What is the purpose of our existence? Nearly every single one of us has poured over this idle existential question. I confess that lately this line of thinking has been causing me great grief. We have lived a several thousand years on this planet, done most of the things that there are to do and yet we are moving further. The pace of this movement is growing by the second which is uncanny because a majority of us are plagued with the problem of stagnation. The stagnation of our life, our thoughts and our purpose. Globalization, liberalization, commercialization, victimization, sensitization, civilization may have a meaning in theoretical context but offer us no real answers and definitely no respite as we are left to fend for our ourselves in a world clearly beyond our understanding with every passing minute. Half the world does not understand the other half while the scholars and philosophers talk about the great melting pots and megalopolises. One thing that is a constant in our urban middle class lives (because that is what most of us belong to and that is currently something I have a little understanding of) is a newspaper and we marvel at the information it sends our way. Is the world truly this bizzare? We wonder, every single day when we look at the newspaper. And every day we put it down we are left none the wiser. If our metros have become a great melting pot then we have become the stew of modern civilization, lost in its simplification. To this, comes the answer in Ben Stiller’s The Secret Life of Walter Mitty.
Walter Mitty is our usual middle class man, struggling with compromises and dubious life choices, dubious but necessary in contemporary circumstances. Walter Mitty fights everyday, fights the ennui that comes with recurrent boredom and dies a little every single day, when he loses a bit of himself in his untimely reveries. He needs a cushion in this world. He chooses a dream world to cope with the mind numbing routine that is life. He is our quintessential modern man.
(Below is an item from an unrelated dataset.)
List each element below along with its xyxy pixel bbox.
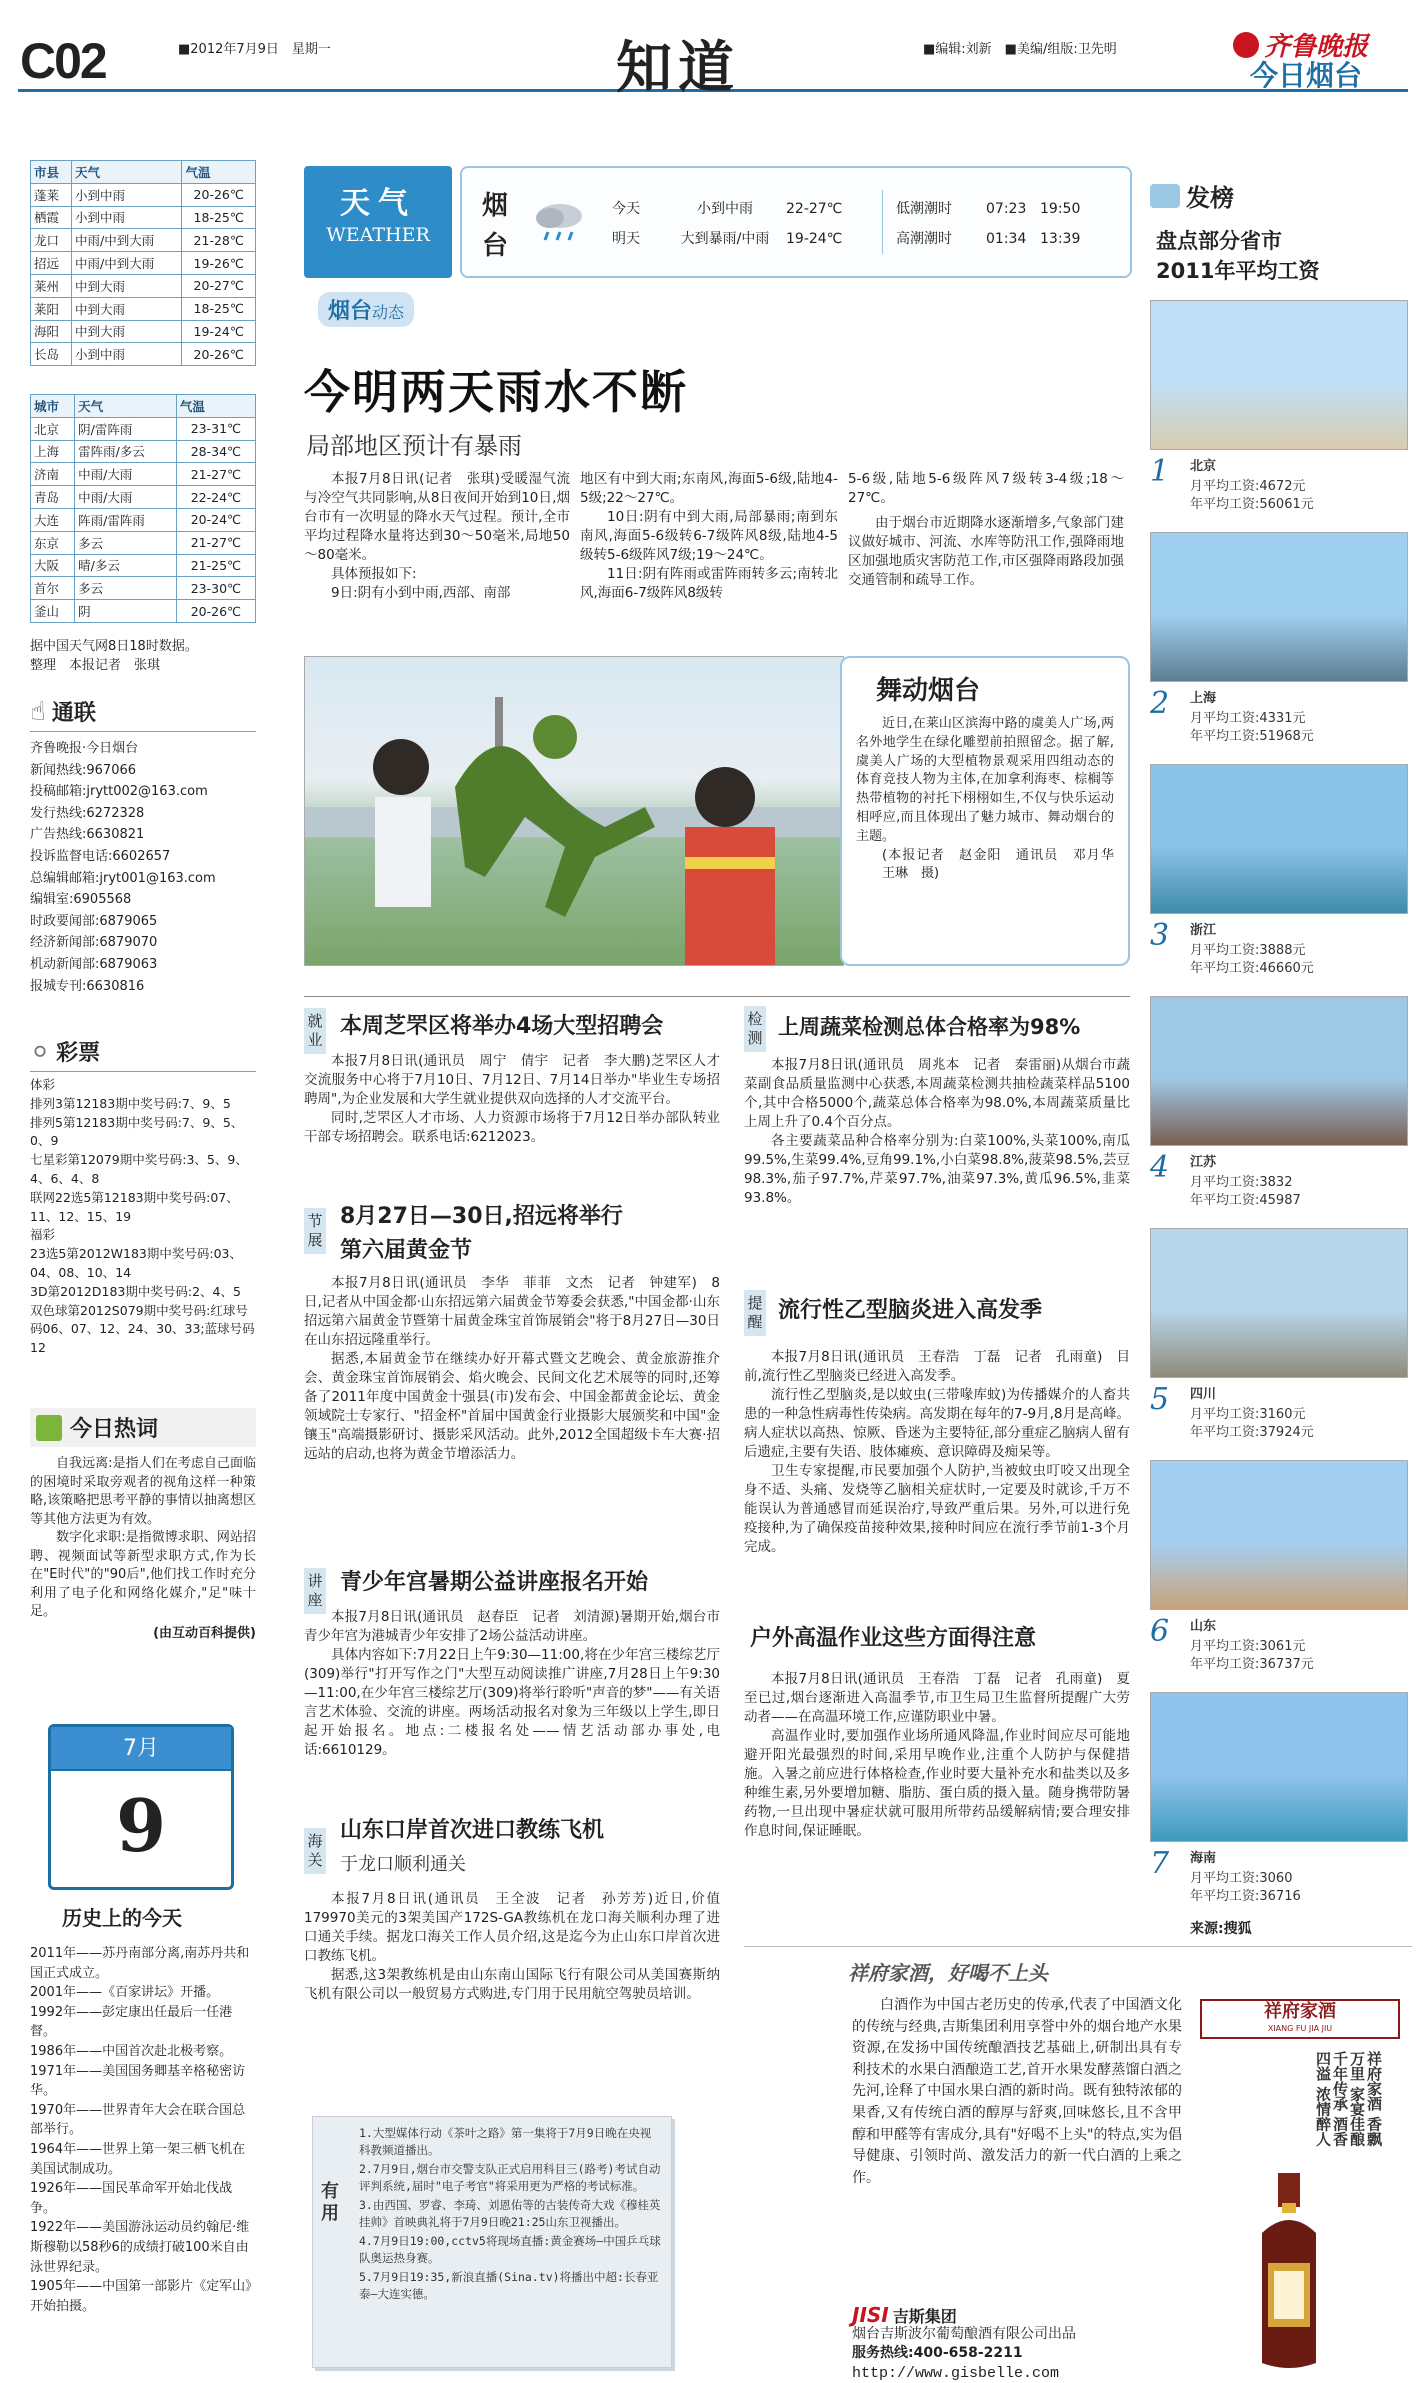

He goes to work every day, works diligently, takes his food on time, does a bit of awkward social networking and return home to his empty room and empty life. It does not matter whether he is single or married, gay or straight; it does not even matter whether he is a he. He is a prototype of our neo-urban lifestyle. A comma in a great book, a dry leaf in a park. He wishes to embark on a great many adventures, save a great many beautiful maidens, build a great many statues in their honor and save the world in the process. His inheritance is Robinson Crusoe, Christopher Columbus, Marco Polo and his future, bleak. He is a man so over burdened with the responsibility of being perfectly ordinary that he struggles to stay sane. Men, once fought to be extraordinary and sought escape from oblivion. Walter Mitty rushes towards it with open arms. He does it because he is a good man.
The Secret Life of Walter Mitty is a reflection of our society’s preoccupation with normality and the ordinary. We are so overcome by the legacy of our ordinary behavior, that we rejoice in its illusory glitz. The precocious half-wits, the smartphones. the rampant social networking, the irony of appearing cool while pretending not to care, are one of its many reverberations.
There was a time we believed in discovery and the challenge of going into the unknown, and I don’t mean it as a strategy for product placement; something real and something dangerous, something we did not easily comprehend but tried to nonetheless. We were adamant, we were violent and we were brave. We were not the tragic men given in to a feeble modernity. We were fearless. We were free.
May be there is no predefined purpose to this life. May be we are all artists; some good and some bad. May be all of us have been handed over this strange canvas we call life. We can paint it whatever, whichever and however we want to. The only purpose for us is to look at it from time to time and smile.